The ACC/Big Ten Challenge commences tonight with Virginia at Minnesota and continues the next two nights with five games apiece. For the first time I can remember, the Big Ten is considered a heavy favorite to win the 11-game series. If you go game by game, you can easily come to the conclusion the Big Ten should win at least six games. Based on this morning’s ratings, this is how the matchups stand right now…

Tonight

Virginia at Minnesota (88%)

Tuesday

Iowa (59%) at Wake Forest
Georgia Tech at Northwestern (72%)
Ohio State (70%) at Florida State
Michigan at Clemson (86%)
North Carolina at Illinois (72%)

Wednesday

Indiana at Boston College (74%)
NC State at Wisconsin (80%)
Purdue (52%) at Virginia Tech
Maryland at Penn State (56%)
Michigan State at Duke (87%)

Count ‘em up and you get the Big Ten as a favorite in eight of the contests, although that overstates their case a bit as three of those games have less than a 60% chance of panning out. A more scientific way to assess each conference’s chance is to do an exercise similar to the one that produces the win distribution charts. Let’s re-run the Challenge a bunch of times to figure how often each conference wins.

After playing out the series of games a million times, I came up with the Big Ten winning at least six games in 648,101 of those trials. The Big Ten has a 64.8% of defending last season’s title if the individual game probabilities are to be believed. Let’s see the distribution in graph form…

Even though it’s favored in eight games, the most likely outcome is that the Big Ten wins 6-5. In other news, there’s a 0.02% (1-in-5000) chance that the Big Ten goes 11-0, and a 0.002% chance that the ACC does the same. More realistically, there’s a 2.7% chance the Big Ten wins the first six games, thus rendering Wednesday useless for conference-bragging-rights purposes. There’s just a 0.1% chance of the ACC doing the same since those first six games are not as favorable to the ACC as the last five. Finally, there’s a 22.4% chance that the event is decided by the Duke/Michigan State game, which will probably be the last to finish. That’s a scenario that would please ACC fans.

Tonight’s game between Virginia and Minnesota may be the least compelling of the series, but as it’s the Big Ten’s best chance for victory, a win by the Cavaliers would flip the balance of power. The ACC would have a 59.8% chance of winning the series if Tony Bennett’s team pulls off the upset. More generally, if the ACC somehow gets through the Monday and Tuesday minefield with a draw or better, it’s bad news for the Big Ten, since the ACC has a 59.5% chance of winning at least three games on Wednesday.

What does this all mean?

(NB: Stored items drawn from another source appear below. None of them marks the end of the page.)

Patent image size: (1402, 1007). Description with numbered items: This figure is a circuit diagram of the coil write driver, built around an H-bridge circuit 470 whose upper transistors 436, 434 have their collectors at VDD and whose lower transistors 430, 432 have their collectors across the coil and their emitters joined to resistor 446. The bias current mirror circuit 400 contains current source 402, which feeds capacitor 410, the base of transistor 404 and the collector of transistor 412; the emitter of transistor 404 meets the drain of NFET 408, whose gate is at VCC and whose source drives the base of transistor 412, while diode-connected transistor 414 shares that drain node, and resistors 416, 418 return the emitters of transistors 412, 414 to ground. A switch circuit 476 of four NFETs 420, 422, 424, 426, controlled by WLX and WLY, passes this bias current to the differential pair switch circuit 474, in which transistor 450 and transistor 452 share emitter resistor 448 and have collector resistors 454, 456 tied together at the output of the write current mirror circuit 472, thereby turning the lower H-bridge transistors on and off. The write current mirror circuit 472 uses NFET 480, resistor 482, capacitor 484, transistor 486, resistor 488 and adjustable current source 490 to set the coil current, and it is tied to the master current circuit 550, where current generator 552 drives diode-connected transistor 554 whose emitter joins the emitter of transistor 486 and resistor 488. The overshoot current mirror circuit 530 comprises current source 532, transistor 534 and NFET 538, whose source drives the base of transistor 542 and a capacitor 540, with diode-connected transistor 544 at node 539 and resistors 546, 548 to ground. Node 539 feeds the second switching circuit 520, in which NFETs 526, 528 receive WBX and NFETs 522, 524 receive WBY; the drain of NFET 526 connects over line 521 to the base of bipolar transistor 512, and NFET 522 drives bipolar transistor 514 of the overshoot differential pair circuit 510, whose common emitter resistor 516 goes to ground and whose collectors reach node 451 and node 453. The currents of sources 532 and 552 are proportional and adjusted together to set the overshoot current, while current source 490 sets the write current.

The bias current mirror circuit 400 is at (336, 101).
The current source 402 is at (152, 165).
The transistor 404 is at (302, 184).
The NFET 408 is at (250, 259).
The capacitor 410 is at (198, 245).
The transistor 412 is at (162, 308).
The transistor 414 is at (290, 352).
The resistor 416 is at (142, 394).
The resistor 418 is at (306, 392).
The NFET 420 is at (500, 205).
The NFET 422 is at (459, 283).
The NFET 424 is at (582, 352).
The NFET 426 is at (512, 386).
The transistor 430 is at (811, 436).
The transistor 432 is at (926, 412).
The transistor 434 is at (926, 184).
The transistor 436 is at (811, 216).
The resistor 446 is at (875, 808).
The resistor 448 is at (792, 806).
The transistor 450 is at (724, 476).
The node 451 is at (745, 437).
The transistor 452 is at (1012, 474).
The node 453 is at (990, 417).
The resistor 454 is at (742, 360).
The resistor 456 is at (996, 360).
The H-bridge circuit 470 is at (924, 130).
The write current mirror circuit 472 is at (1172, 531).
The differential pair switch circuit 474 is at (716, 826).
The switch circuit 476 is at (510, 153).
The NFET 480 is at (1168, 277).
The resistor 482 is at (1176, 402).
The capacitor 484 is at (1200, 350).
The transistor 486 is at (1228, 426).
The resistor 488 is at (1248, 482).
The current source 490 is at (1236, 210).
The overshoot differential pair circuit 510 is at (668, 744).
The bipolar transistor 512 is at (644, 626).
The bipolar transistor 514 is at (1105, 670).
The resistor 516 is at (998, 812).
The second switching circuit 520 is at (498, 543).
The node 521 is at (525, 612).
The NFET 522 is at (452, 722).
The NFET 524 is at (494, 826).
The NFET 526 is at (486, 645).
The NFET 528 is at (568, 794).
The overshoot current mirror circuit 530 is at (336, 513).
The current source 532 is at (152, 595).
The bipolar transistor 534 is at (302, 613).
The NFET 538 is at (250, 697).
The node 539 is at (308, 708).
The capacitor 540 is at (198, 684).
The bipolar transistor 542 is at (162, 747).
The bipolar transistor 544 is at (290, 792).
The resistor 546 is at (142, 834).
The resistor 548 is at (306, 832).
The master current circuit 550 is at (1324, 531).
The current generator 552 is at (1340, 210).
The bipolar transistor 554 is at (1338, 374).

That I like probabilities. Also, that the Big Ten is the better conference, but the fact that the ACC gets six home games this year levels the playing field somewhat. Therefore, things aren’t completely hopeless for the ACC. They’ll need something unlikely to happen, but more unlikely things have happened. In this event, too. One of the craziest comebacks of last season occurred in the ’09 Challenge,  giving the Big Ten its first title.